His second owners surrendered him because he annoyed their other dog but shelter employees think what they actually meant was “Ralphie is a fire-breathing demon and will eat our dog,” the post states.
Shelter officials said anyone interested in Ralphie should call them at 716-731-4368 ext. 301.
If Ralphie isn’t quite your cup of tea but you’re still thinking of adopting an animal, San Antonio shelters have hundreds of cats and dogs available at any given time.
“Generally there are anywhere from 250-350 animals in the shelter at any given time,” ACS spokesperson Lisa Norwood told KSAT Tuesday. “That number fluctuates hourly.”

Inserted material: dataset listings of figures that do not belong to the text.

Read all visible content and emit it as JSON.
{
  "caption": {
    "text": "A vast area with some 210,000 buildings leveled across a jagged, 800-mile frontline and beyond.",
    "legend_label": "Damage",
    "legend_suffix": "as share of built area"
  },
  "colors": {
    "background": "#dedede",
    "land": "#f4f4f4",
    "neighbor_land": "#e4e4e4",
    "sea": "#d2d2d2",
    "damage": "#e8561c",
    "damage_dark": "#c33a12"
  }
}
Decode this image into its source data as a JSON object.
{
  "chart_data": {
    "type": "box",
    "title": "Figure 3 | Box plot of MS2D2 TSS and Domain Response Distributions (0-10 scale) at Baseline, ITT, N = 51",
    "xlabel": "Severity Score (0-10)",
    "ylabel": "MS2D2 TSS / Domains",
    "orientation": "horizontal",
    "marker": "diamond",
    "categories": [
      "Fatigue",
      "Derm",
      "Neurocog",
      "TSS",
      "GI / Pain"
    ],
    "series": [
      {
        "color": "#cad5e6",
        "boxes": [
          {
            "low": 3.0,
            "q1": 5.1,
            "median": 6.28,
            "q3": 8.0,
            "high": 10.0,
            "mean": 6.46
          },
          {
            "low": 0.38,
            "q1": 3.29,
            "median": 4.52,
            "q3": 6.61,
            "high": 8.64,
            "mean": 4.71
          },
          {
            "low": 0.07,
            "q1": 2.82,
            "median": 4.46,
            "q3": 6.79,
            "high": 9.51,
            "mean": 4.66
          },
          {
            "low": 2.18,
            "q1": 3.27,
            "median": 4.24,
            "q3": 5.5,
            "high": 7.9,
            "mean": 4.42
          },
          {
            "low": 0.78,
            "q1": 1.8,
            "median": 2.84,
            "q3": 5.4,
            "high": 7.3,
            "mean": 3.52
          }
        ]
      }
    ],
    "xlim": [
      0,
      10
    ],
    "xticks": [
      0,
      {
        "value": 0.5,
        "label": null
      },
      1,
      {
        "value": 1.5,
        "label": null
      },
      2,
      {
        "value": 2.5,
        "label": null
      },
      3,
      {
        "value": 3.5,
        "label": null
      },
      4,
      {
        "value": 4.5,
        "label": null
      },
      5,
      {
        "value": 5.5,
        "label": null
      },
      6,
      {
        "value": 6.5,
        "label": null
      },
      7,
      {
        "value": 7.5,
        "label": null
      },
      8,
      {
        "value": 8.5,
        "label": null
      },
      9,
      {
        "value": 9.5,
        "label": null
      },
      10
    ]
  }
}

“Now starts the busiest time of year for shelters in the South, including San Antonio,” Norwood said. “The reason is San Antonio has relatively mild winters overall and the weather impacts breeding cycles for animals, including unsterilized pets. Pets that are kept outside or who are allowed to roam contribute greatly to the animal overpopulation issue we have in San Antonio.”
Norwood said anyone wanting to help can do so in several ways.
Choosing adoption over the purchase of a new pet is one way to help.
“Just as importantly, people who don’t want another companion animal can help by temporarily taking in a pet in need. Fostering helps free up space in shelters, gives pets a leg up on getting adopted by helping them learn what it’s like to be a pet and SAACS provides all supplies, food, vet care etc. FREE,” Norwood said via email.